Given their differences, can crickets and mealworms live together in the same habitat? The answer is yes, they can, but there are some potential risks to consider.

Potential risks

  • Overcrowding: Crickets are more aggressive than mealworms and may harm them if they are overcrowded. It’s important to provide enough space for both species to move around comfortably.
  • Waste buildup: Mealworms produce waste that can accumulate and create a breeding ground for harmful bacteria. Regular cleaning and waste removal are essential to prevent the spread of disease.
  • Disease spread: If one of the insects is carrying a disease, it could spread to the other. It’s important to monitor the insects closely for signs of illness or injury and separate them if necessary.


  • Enrichment: Crickets and mealworms can coexist without competing for the same food source, as they have different dietary requirements. Having both species in the same habitat can provide enrichment for both, as they will have different behaviors and activities that can be observed.
  • Compatibility: While crickets and mealworms have different activity levels and behaviors, they can still coexist in the same habitat. As long as their basic needs are met and they are not overcrowded, they should be able to live together without issue.

By being aware of the potential risks and taking steps to mitigate them, you can create a safe and enriching environment for both crickets and mealworms.

Best practices for keeping crickets and mealworms together

If you have decided to keep crickets and mealworms together, there are several best practices to follow to ensure their well-being and safety.

Habitat setup

  • Habitat size: Provide enough space for both species to move around comfortably. A general rule of thumb is to have a habitat that is at least three times the size of the number of insects you are keeping.
  • Substrate: Provide a substrate that is suitable for both crickets and mealworms. A mix of coconut fiber and vermiculite is a popular choice, as it provides a suitable environment for burrowing and moisture retention.
  • Hiding places: Provide hiding places and structures for both species, such as pieces of bark or egg cartons. This will allow them to retreat to a safe space if they feel stressed or threatened.
  • Lighting and temperature: Provide appropriate lighting and temperature for both species. Crickets require a warm and humid environment, while mealworms prefer cooler temperatures. A temperature range of 75-85°F (24-29°C) is suitable for crickets, while a temperature range of 70-80°F (21-27°C) is suitable for mealworms.

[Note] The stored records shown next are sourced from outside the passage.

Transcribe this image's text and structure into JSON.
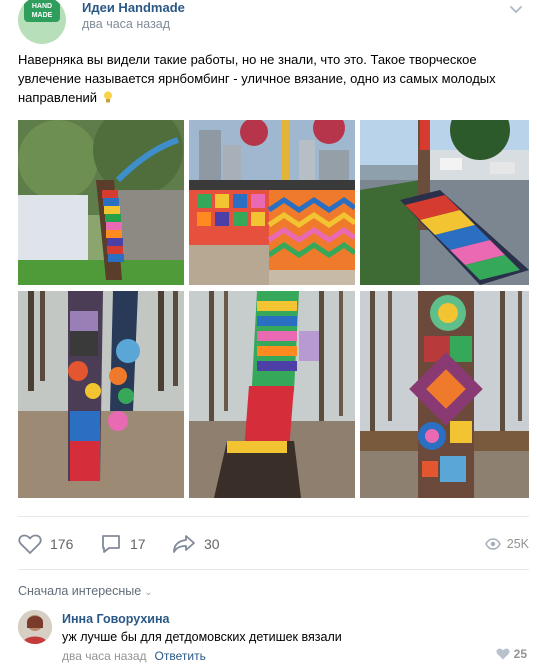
{
  "post": {
    "group_name": "Идеи Handmade",
    "time": "два часа назад",
    "avatar_badge": "HAND MADE",
    "text": "Наверняка вы видели такие работы, но не знали, что это. Такое творческое увлечение называется ярнбомбинг - уличное вязание, одно из самых молодых направлений",
    "photos": [
      {
        "name": "photo-tree-striped"
      },
      {
        "name": "photo-bridge-railing"
      },
      {
        "name": "photo-bench"
      },
      {
        "name": "photo-tree-circles"
      },
      {
        "name": "photo-tree-stocking"
      },
      {
        "name": "photo-tree-granny-squares"
      }
    ]
  },
  "actions": {
    "likes": "176",
    "comments": "17",
    "shares": "30",
    "views": "25K"
  },
  "comments": {
    "sort_label": "Сначала интересные",
    "items": [
      {
        "author": "Инна Говорухина",
        "text": "уж лучше бы для детдомовских детишек вязали",
        "time": "два часа назад",
        "reply_label": "Ответить",
        "likes": "25"
      }
    ]
  },
  "colors": {
    "link": "#2a5885",
    "muted": "#818c99",
    "divider": "#e7e8ec"
  }
}
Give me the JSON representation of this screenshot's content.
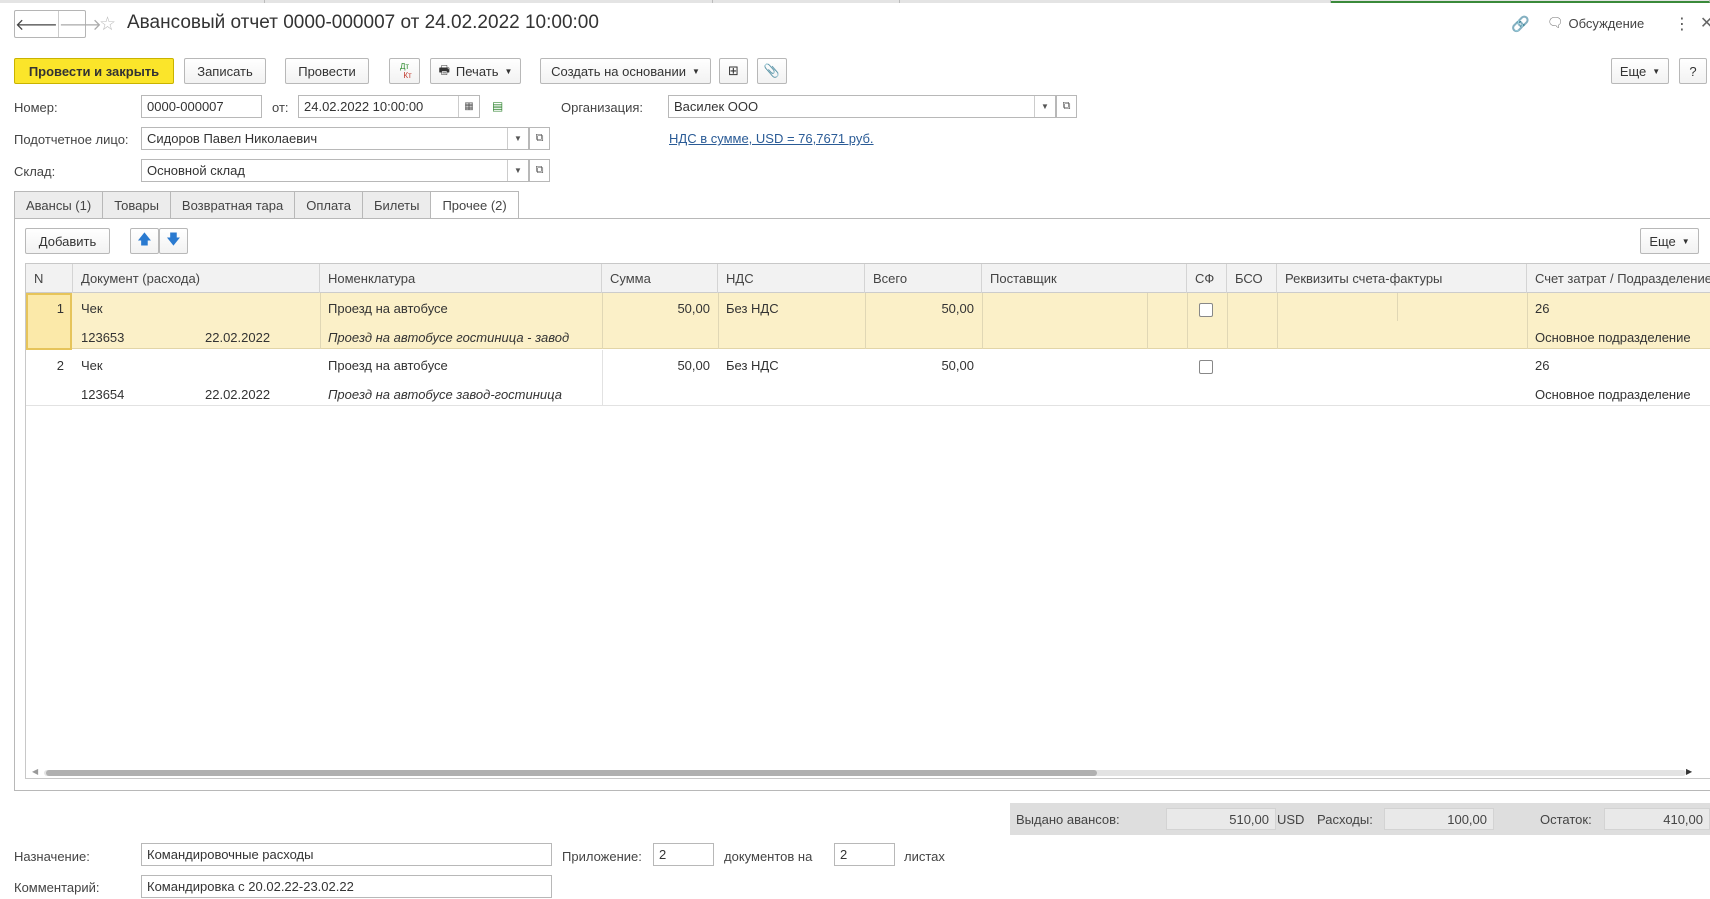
{
  "window": {
    "title": "Авансовый отчет 0000-000007 от 24.02.2022 10:00:00",
    "discussion_label": "Обсуждение"
  },
  "toolbar": {
    "post_close": "Провести и закрыть",
    "save": "Записать",
    "post": "Провести",
    "dtkt_icon_text_top": "Дт",
    "dtkt_icon_text_bottom": "Кт",
    "print": "Печать",
    "create_based": "Создать на основании",
    "more": "Еще",
    "help": "?"
  },
  "form": {
    "number_label": "Номер:",
    "number_value": "0000-000007",
    "date_label": "от:",
    "date_value": "24.02.2022 10:00:00",
    "org_label": "Организация:",
    "org_value": "Василек ООО",
    "person_label": "Подотчетное лицо:",
    "person_value": "Сидоров Павел Николаевич",
    "vat_link": "НДС в сумме, USD = 76,7671 руб.",
    "warehouse_label": "Склад:",
    "warehouse_value": "Основной склад"
  },
  "tabs": [
    {
      "label": "Авансы (1)"
    },
    {
      "label": "Товары"
    },
    {
      "label": "Возвратная тара"
    },
    {
      "label": "Оплата"
    },
    {
      "label": "Билеты"
    },
    {
      "label": "Прочее (2)"
    }
  ],
  "table_toolbar": {
    "add": "Добавить",
    "more": "Еще"
  },
  "table": {
    "headers": {
      "n": "N",
      "doc": "Документ (расхода)",
      "nom": "Номенклатура",
      "sum": "Сумма",
      "vat": "НДС",
      "total": "Всего",
      "supplier": "Поставщик",
      "sf": "СФ",
      "bso": "БСО",
      "invoice": "Реквизиты счета-фактуры",
      "account": "Счет затрат / Подразделение"
    },
    "rows": [
      {
        "n": "1",
        "doc_type": "Чек",
        "doc_number": "123653",
        "doc_date": "22.02.2022",
        "nom": "Проезд на автобусе",
        "nom_desc": "Проезд на автобусе гостиница - завод",
        "sum": "50,00",
        "vat": "Без НДС",
        "total": "50,00",
        "sf_checked": false,
        "account": "26",
        "department": "Основное подразделение"
      },
      {
        "n": "2",
        "doc_type": "Чек",
        "doc_number": "123654",
        "doc_date": "22.02.2022",
        "nom": "Проезд на автобусе",
        "nom_desc": "Проезд на автобусе завод-гостиница",
        "sum": "50,00",
        "vat": "Без НДС",
        "total": "50,00",
        "sf_checked": false,
        "account": "26",
        "department": "Основное подразделение"
      }
    ],
    "scroll_position": 0.64
  },
  "totals": {
    "issued_label": "Выдано авансов:",
    "issued_value": "510,00",
    "currency": "USD",
    "expenses_label": "Расходы:",
    "expenses_value": "100,00",
    "balance_label": "Остаток:",
    "balance_value": "410,00"
  },
  "footer": {
    "purpose_label": "Назначение:",
    "purpose_value": "Командировочные расходы",
    "attachment_label": "Приложение:",
    "attachment_value": "2",
    "docs_on_label": "документов на",
    "sheets_value": "2",
    "sheets_label": "листах",
    "comment_label": "Комментарий:",
    "comment_value": "Командировка с 20.02.22-23.02.22"
  },
  "colors": {
    "primary_button": "#fbe52a",
    "selected_row": "#fbf0c8",
    "link": "#2a5b96"
  }
}
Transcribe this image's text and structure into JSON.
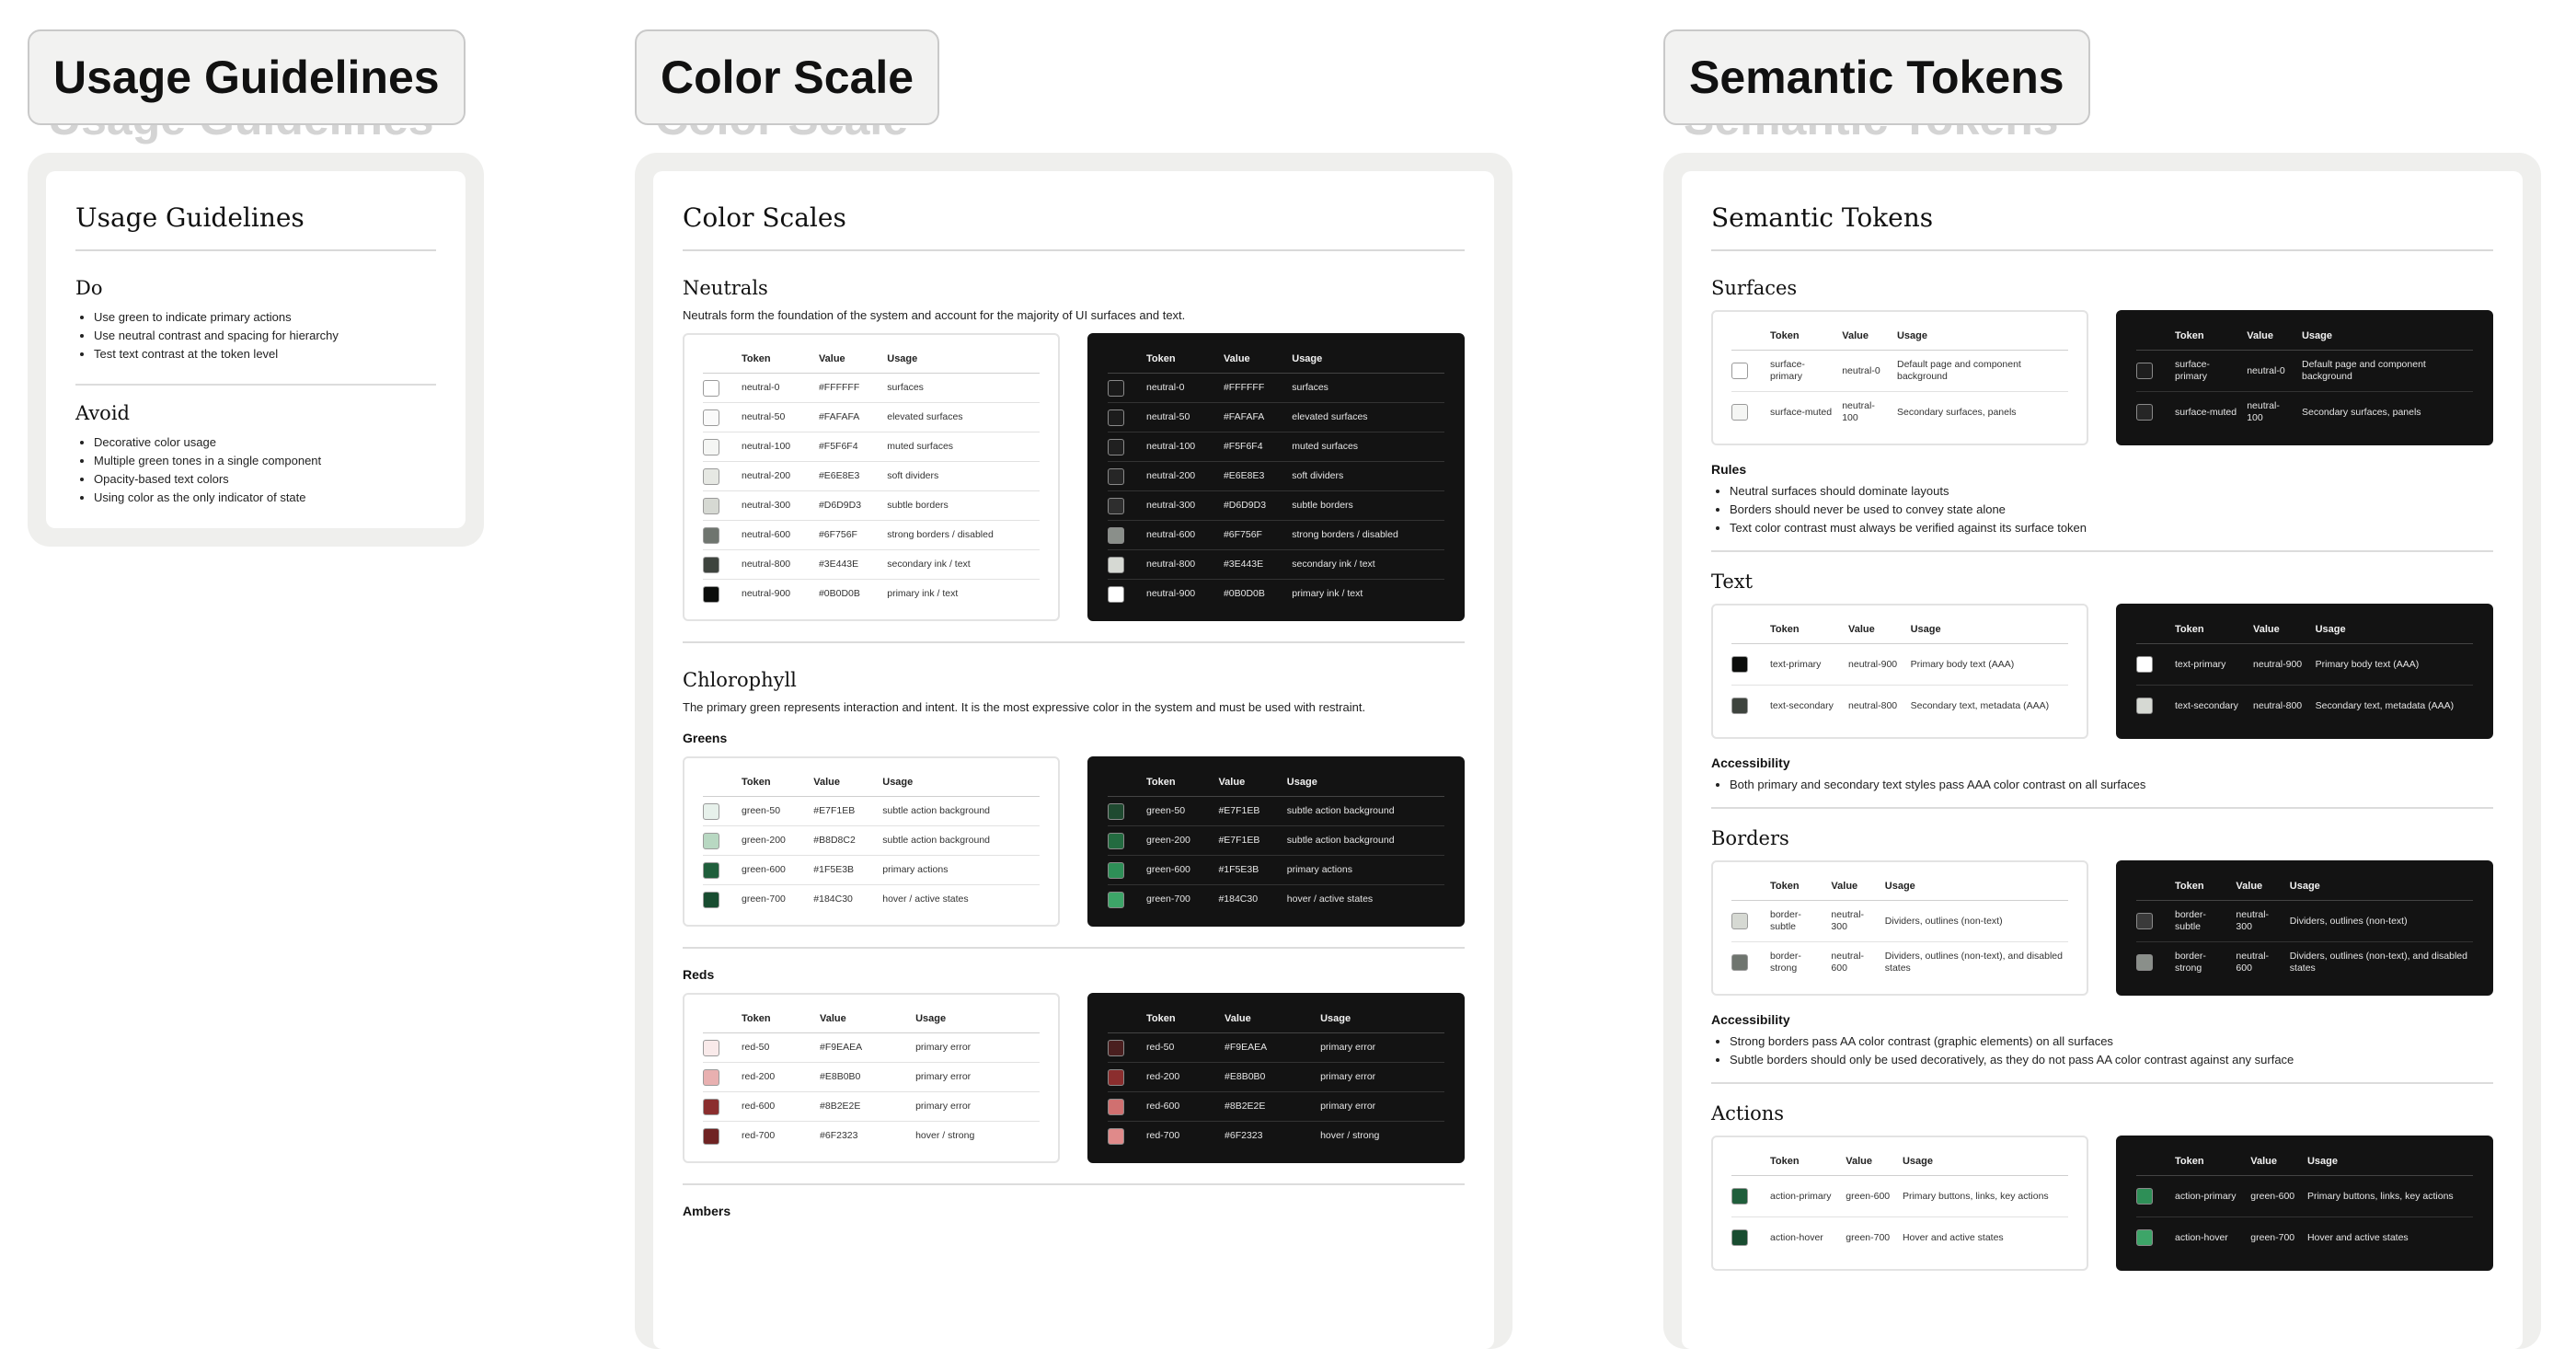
{
  "frames": {
    "usage": "Usage Guidelines",
    "color": "Color Scale",
    "semantic": "Semantic Tokens"
  },
  "usage": {
    "title": "Usage Guidelines",
    "do_heading": "Do",
    "do_items": [
      "Use green to indicate primary actions",
      "Use neutral contrast and spacing for hierarchy",
      "Test text contrast at the token level"
    ],
    "avoid_heading": "Avoid",
    "avoid_items": [
      "Decorative color usage",
      "Multiple green tones in a single component",
      "Opacity-based text colors",
      "Using color as the only indicator of state"
    ]
  },
  "color": {
    "title": "Color Scales",
    "headers": {
      "token": "Token",
      "value": "Value",
      "usage": "Usage"
    },
    "neutrals": {
      "heading": "Neutrals",
      "desc": "Neutrals form the foundation of the system and account for the majority of UI surfaces and text.",
      "rows": [
        {
          "token": "neutral-0",
          "value": "#FFFFFF",
          "usage": "surfaces",
          "color": "#FFFFFF"
        },
        {
          "token": "neutral-50",
          "value": "#FAFAFA",
          "usage": "elevated surfaces",
          "color": "#FAFAFA"
        },
        {
          "token": "neutral-100",
          "value": "#F5F6F4",
          "usage": "muted surfaces",
          "color": "#F5F6F4"
        },
        {
          "token": "neutral-200",
          "value": "#E6E8E3",
          "usage": "soft dividers",
          "color": "#E6E8E3"
        },
        {
          "token": "neutral-300",
          "value": "#D6D9D3",
          "usage": "subtle borders",
          "color": "#D6D9D3"
        },
        {
          "token": "neutral-600",
          "value": "#6F756F",
          "usage": "strong borders / disabled",
          "color": "#6F756F"
        },
        {
          "token": "neutral-800",
          "value": "#3E443E",
          "usage": "secondary ink / text",
          "color": "#3E443E"
        },
        {
          "token": "neutral-900",
          "value": "#0B0D0B",
          "usage": "primary ink / text",
          "color": "#0B0D0B"
        }
      ]
    },
    "chlorophyll": {
      "heading": "Chlorophyll",
      "desc": "The primary green represents interaction and intent. It is the most expressive color in the system and must be used with restraint.",
      "greens_heading": "Greens",
      "greens": [
        {
          "token": "green-50",
          "value": "#E7F1EB",
          "usage": "subtle action background",
          "color": "#E7F1EB"
        },
        {
          "token": "green-200",
          "value": "#B8D8C2",
          "usage": "subtle action background",
          "color": "#B8D8C2"
        },
        {
          "token": "green-600",
          "value": "#1F5E3B",
          "usage": "primary actions",
          "color": "#1F5E3B"
        },
        {
          "token": "green-700",
          "value": "#184C30",
          "usage": "hover / active states",
          "color": "#184C30"
        }
      ],
      "greens_dark": [
        {
          "token": "green-50",
          "value": "#E7F1EB",
          "usage": "subtle action background",
          "color": "#1F4A30"
        },
        {
          "token": "green-200",
          "value": "#E7F1EB",
          "usage": "subtle action background",
          "color": "#236B40"
        },
        {
          "token": "green-600",
          "value": "#1F5E3B",
          "usage": "primary actions",
          "color": "#2E8F57"
        },
        {
          "token": "green-700",
          "value": "#184C30",
          "usage": "hover / active states",
          "color": "#3DA568"
        }
      ],
      "reds_heading": "Reds",
      "reds": [
        {
          "token": "red-50",
          "value": "#F9EAEA",
          "usage": "primary error",
          "color": "#F9EAEA"
        },
        {
          "token": "red-200",
          "value": "#E8B0B0",
          "usage": "primary error",
          "color": "#E8B0B0"
        },
        {
          "token": "red-600",
          "value": "#8B2E2E",
          "usage": "primary error",
          "color": "#8B2E2E"
        },
        {
          "token": "red-700",
          "value": "#6F2323",
          "usage": "hover / strong",
          "color": "#6F2323"
        }
      ],
      "reds_dark": [
        {
          "token": "red-50",
          "value": "#F9EAEA",
          "usage": "primary error",
          "color": "#4A1F1F"
        },
        {
          "token": "red-200",
          "value": "#E8B0B0",
          "usage": "primary error",
          "color": "#8B2E2E"
        },
        {
          "token": "red-600",
          "value": "#8B2E2E",
          "usage": "primary error",
          "color": "#D07070"
        },
        {
          "token": "red-700",
          "value": "#6F2323",
          "usage": "hover / strong",
          "color": "#E08A8A"
        }
      ],
      "ambers_heading": "Ambers"
    }
  },
  "semantic": {
    "title": "Semantic Tokens",
    "headers": {
      "token": "Token",
      "value": "Value",
      "usage": "Usage"
    },
    "surfaces": {
      "heading": "Surfaces",
      "rows": [
        {
          "token": "surface-primary",
          "value": "neutral-0",
          "usage": "Default page and component background",
          "color": "#FFFFFF",
          "dark_color": "#1E1E1E"
        },
        {
          "token": "surface-muted",
          "value": "neutral-100",
          "usage": "Secondary surfaces, panels",
          "color": "#F5F6F4",
          "dark_color": "#262626"
        }
      ],
      "rules_heading": "Rules",
      "rules": [
        "Neutral surfaces should dominate layouts",
        "Borders should never be used to convey state alone",
        "Text color contrast must always be verified against its surface token"
      ]
    },
    "text": {
      "heading": "Text",
      "rows": [
        {
          "token": "text-primary",
          "value": "neutral-900",
          "usage": "Primary body text (AAA)",
          "color": "#0B0D0B",
          "dark_color": "#FFFFFF"
        },
        {
          "token": "text-secondary",
          "value": "neutral-800",
          "usage": "Secondary text, metadata (AAA)",
          "color": "#3E443E",
          "dark_color": "#D6D9D3"
        }
      ],
      "a11y_heading": "Accessibility",
      "a11y": [
        "Both primary and secondary text styles pass AAA color contrast on all surfaces"
      ]
    },
    "borders": {
      "heading": "Borders",
      "rows": [
        {
          "token": "border-subtle",
          "value": "neutral-300",
          "usage": "Dividers, outlines (non-text)",
          "color": "#D6D9D3",
          "dark_color": "#3A3A3A"
        },
        {
          "token": "border-strong",
          "value": "neutral-600",
          "usage": "Dividers, outlines (non-text), and disabled states",
          "color": "#6F756F",
          "dark_color": "#8A8F8A"
        }
      ],
      "a11y_heading": "Accessibility",
      "a11y": [
        "Strong borders pass AA color contrast (graphic elements) on all surfaces",
        "Subtle borders should only be used decoratively, as they do not pass AA color contrast against any surface"
      ]
    },
    "actions": {
      "heading": "Actions",
      "rows": [
        {
          "token": "action-primary",
          "value": "green-600",
          "usage": "Primary buttons, links, key actions",
          "color": "#1F5E3B",
          "dark_color": "#2E8F57"
        },
        {
          "token": "action-hover",
          "value": "green-700",
          "usage": "Hover and active states",
          "color": "#184C30",
          "dark_color": "#3DA568"
        }
      ]
    }
  }
}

  • Provide a varied diet: Offer both crickets and mealworms a varied diet that meets their nutritional requirements. Crickets require a diet high in protein and calcium, while mealworms require a diet high in fat and fiber. You can offer commercial diets or fresh fruits and vegetables as supplements.
  • Separate feeding areas: Provide separate feeding areas for crickets and mealworms to prevent competition and reduce the risk of injury. You can use shallow dishes or containers for each species.


  • Regular cleaning: Regularly clean the habitat and remove waste to prevent the buildup of harmful bacteria.
  • Monitor for signs of illness or injury: Monitor the insects closely for signs of illness or injury, such as lethargy, loss of appetite, or deformities. If you notice any issues, separate the affected insect and seek veterinary care if necessary.


In conclusion, crickets and mealworms can live together in the same habitat with proper care and attention. While there are potential risks, such as overcrowding and disease spread, these can be mitigated by providing enough space, proper substrate, separate feeding areas, and regular cleaning.

By keeping crickets and mealworms together, you can provide enrichment for both species and observe their different behaviors and activities. Remember to provide appropriate lighting and temperature, a varied diet, and regular monitoring for signs of illness or injury.

Whether you’re keeping crickets and mealworms as pets or for breeding, following best practices will ensure their well-being and safety. With the right setup and care, you can create a thriving habitat for these fascinating insects to coexist in harmony.